I’m trying to categorize data that seem to similar from my database table.
Here’s how the table looks like
id | account |
---|---|
1 | 011 |
2 | 11 |
3 | 023 |
4 | 23 |
5 | 456 |
I need a select query that will categorize my data as in the table below ignoring the unique values.
I can achieve this in pandas but I would appreciate if I also learn how to achieve the same in SQL
id | account1 | account2 |
---|---|---|
1 | 011 | 11 |
2 | 023 | 23 |
Advertisement
Answer
Well the simple answer is properly store account
as data type numeric or integer, then just check for duplicates, remove them, and finally put a unique constraint on account
– done problem solved. But assuming I will hear I can not change the database becomes a different story.
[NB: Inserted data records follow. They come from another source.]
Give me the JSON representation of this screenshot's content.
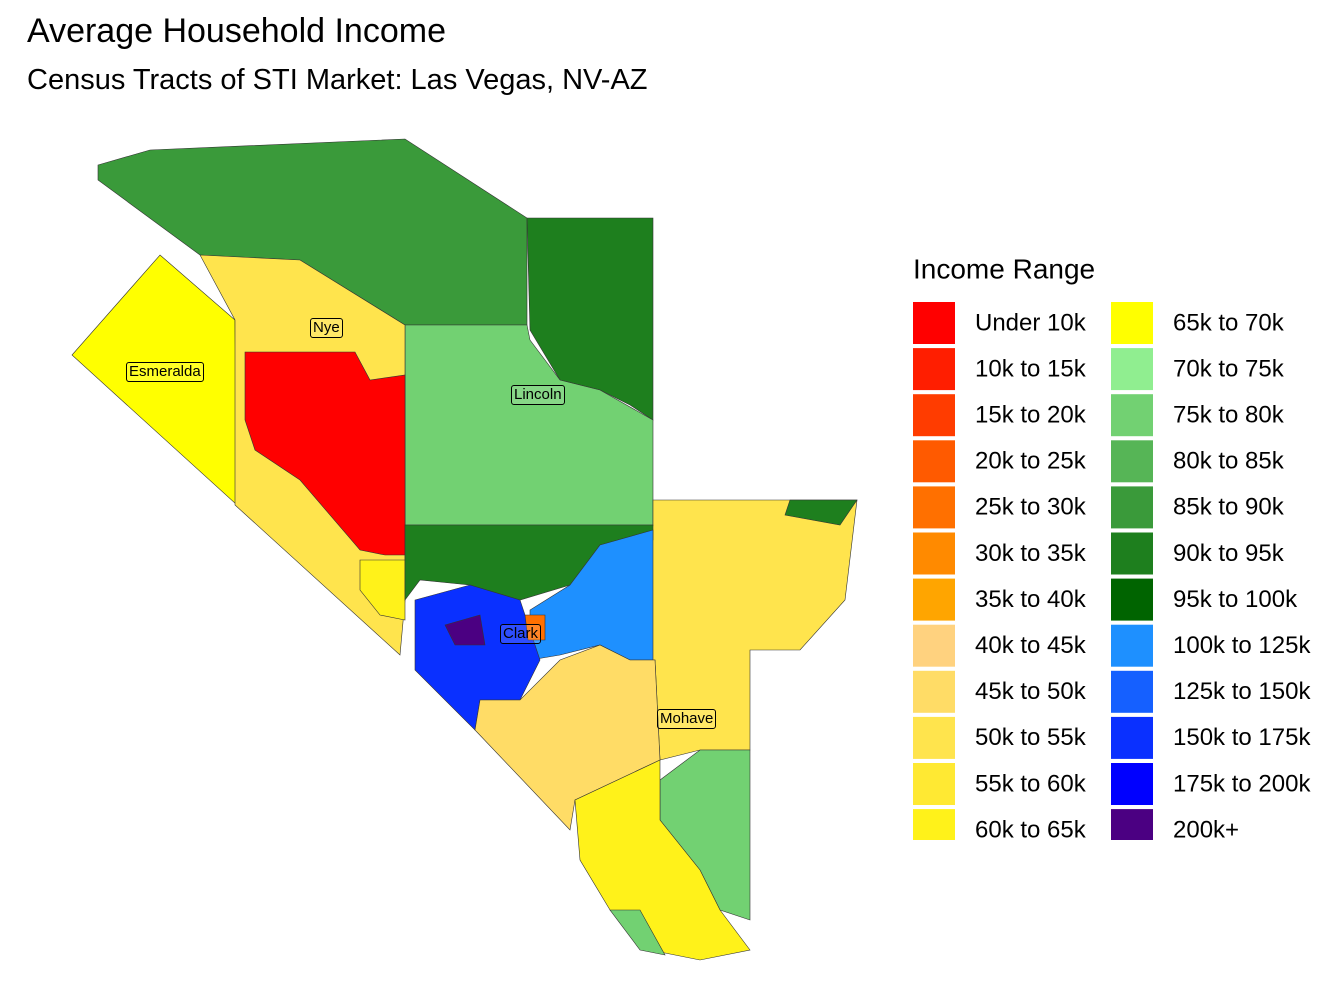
{
  "header": {
    "title": "Average Household Income",
    "subtitle": "Census Tracts of STI Market: Las Vegas, NV-AZ"
  },
  "legend": {
    "title": "Income Range",
    "items": [
      {
        "label": "Under 10k",
        "color": "#ff0000"
      },
      {
        "label": "10k to 15k",
        "color": "#ff1e00"
      },
      {
        "label": "15k to 20k",
        "color": "#ff3c00"
      },
      {
        "label": "20k to 25k",
        "color": "#ff5a00"
      },
      {
        "label": "25k to 30k",
        "color": "#ff7000"
      },
      {
        "label": "30k to 35k",
        "color": "#ff8a00"
      },
      {
        "label": "35k to 40k",
        "color": "#ffa500"
      },
      {
        "label": "40k to 45k",
        "color": "#ffd27f"
      },
      {
        "label": "45k to 50k",
        "color": "#ffdc66"
      },
      {
        "label": "50k to 55k",
        "color": "#ffe44d"
      },
      {
        "label": "55k to 60k",
        "color": "#ffe933"
      },
      {
        "label": "60k to 65k",
        "color": "#fff21a"
      },
      {
        "label": "65k to 70k",
        "color": "#ffff00"
      },
      {
        "label": "70k to 75k",
        "color": "#90ee90"
      },
      {
        "label": "75k to 80k",
        "color": "#72d172"
      },
      {
        "label": "80k to 85k",
        "color": "#56b556"
      },
      {
        "label": "85k to 90k",
        "color": "#3a9a3a"
      },
      {
        "label": "90k to 95k",
        "color": "#1e7f1e"
      },
      {
        "label": "95k to 100k",
        "color": "#006400"
      },
      {
        "label": "100k to 125k",
        "color": "#1e90ff"
      },
      {
        "label": "125k to 150k",
        "color": "#1560ff"
      },
      {
        "label": "150k to 175k",
        "color": "#0a30ff"
      },
      {
        "label": "175k to 200k",
        "color": "#0000ff"
      },
      {
        "label": "200k+",
        "color": "#4b0082"
      }
    ]
  },
  "map": {
    "labels": [
      "Esmeralda",
      "Nye",
      "Lincoln",
      "Clark",
      "Mohave"
    ]
  }
}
The first thing you need is filter out any non-numeric account values (may just be me but I never trust text columns to actually contain numeric data). Then with that out-of-the-way do a self on the remaining and assign the new id. The result becomes: (see demo)
with num_acct (id, account) as (select * from test where account ~ '^[0-9]+$' ) select row_number() over() as id , na1.account as account1 , na2.account as account2 from num_acct na1 join num_acct na2 on ( na1.account::integer = na2.account::integer and na1.id < na2.id );